If you try breeding in a brand-new bare tank, the eggs/fry tend to lose to water quality swings and fungus. A small, mature sponge-filtered setup is your best friend.
Common problems to watch for
Most issues I have seen with Williaminae glass fish come down to stress, shipping damage, and slow starvation. They do not always show obvious symptoms until they are already in trouble.
- Slow weight loss: usually not enough of the right food, or tankmates are beating them to it.
- Sudden deaths after a water change: big parameter swings, temperature mismatch, or too much cleaning at once.
- Clamped fins and hiding: bright light, lack of cover, not enough of a group, or aggressive tankmates.
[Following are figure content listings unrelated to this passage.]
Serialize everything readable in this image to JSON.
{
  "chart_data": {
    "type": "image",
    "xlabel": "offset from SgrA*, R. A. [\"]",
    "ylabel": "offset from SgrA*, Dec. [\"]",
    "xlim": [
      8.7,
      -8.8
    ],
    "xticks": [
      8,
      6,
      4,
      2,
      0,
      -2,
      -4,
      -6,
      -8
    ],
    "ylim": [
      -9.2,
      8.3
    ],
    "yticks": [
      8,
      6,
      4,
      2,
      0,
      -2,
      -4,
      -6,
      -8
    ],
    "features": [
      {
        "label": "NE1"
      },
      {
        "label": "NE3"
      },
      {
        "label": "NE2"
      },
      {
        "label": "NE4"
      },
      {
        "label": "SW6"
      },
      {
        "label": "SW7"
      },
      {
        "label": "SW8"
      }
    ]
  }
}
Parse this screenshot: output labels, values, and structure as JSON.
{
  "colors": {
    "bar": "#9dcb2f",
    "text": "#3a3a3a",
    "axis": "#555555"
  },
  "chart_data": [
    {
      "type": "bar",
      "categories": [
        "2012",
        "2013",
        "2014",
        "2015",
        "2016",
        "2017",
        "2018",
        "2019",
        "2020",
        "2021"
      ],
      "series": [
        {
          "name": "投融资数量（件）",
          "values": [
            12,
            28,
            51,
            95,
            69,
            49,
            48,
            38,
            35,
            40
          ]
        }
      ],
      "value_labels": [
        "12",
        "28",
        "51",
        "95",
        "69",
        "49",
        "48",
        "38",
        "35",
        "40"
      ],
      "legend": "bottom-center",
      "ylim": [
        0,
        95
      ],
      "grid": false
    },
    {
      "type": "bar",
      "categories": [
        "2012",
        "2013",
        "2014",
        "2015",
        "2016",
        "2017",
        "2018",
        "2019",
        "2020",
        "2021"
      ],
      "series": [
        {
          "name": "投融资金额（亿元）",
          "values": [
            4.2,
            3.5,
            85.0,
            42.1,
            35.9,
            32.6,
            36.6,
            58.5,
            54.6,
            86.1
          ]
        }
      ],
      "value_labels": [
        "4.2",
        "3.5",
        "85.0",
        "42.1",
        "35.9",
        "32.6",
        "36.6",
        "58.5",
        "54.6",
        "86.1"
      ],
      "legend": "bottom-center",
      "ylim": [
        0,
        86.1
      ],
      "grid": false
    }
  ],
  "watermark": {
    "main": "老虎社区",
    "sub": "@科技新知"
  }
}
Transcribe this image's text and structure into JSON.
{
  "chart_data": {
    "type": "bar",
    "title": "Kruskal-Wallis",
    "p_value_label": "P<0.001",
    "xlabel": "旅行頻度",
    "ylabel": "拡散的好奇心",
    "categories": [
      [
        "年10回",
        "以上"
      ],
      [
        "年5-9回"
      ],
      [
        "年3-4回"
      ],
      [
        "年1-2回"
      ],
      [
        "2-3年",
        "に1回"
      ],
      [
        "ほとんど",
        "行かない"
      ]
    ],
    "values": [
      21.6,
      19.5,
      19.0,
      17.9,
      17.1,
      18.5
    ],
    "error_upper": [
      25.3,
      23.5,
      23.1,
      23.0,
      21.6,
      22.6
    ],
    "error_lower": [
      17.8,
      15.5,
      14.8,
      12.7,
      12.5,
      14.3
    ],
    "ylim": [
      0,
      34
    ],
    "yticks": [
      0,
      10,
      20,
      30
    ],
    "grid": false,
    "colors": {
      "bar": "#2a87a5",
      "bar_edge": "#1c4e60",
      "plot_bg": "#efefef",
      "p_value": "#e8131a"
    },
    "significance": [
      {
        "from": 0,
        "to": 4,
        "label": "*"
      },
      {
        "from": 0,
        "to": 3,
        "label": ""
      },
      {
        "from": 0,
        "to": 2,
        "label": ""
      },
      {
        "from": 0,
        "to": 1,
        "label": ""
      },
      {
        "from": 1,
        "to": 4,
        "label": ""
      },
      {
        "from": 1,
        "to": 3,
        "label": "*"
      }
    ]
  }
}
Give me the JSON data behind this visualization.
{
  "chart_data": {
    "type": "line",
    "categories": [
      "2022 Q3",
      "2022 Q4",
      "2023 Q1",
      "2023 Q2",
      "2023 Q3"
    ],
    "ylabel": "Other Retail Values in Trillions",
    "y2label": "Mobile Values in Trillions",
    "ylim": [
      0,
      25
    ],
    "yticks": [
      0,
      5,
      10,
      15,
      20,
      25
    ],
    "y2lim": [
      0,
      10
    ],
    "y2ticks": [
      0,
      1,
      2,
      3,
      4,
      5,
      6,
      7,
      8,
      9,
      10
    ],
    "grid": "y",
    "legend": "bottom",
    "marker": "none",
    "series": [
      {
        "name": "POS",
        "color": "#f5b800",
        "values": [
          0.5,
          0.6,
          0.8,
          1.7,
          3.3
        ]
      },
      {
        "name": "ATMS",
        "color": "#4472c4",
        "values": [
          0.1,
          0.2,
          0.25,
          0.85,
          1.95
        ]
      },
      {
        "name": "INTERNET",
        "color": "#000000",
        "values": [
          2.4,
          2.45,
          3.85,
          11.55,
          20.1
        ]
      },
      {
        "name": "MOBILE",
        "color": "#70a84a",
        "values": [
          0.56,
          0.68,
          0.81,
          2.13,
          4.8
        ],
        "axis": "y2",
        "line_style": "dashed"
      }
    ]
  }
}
- White spots (ich) and other parasites: common on new arrivals. Quarantine if you can, and raise temperature only if you also raise oxygen.
- Mouth/gill issues and rapid breathing: often tied to low oxygen, dirty water, or gill parasites. Increase aeration and check ammonia/nitrite first.
Do not buy them if they are already pinched-bellied and hovering at the surface in the store. Some can be recovered, but a lot of those fish never bounce back, even in a great setup.
If you keep them in a calm, planted, mature tank and you feed small meaty foods consistently, they stop being "advanced" pretty fast. The hard part is getting them through that first month and into a steady routine.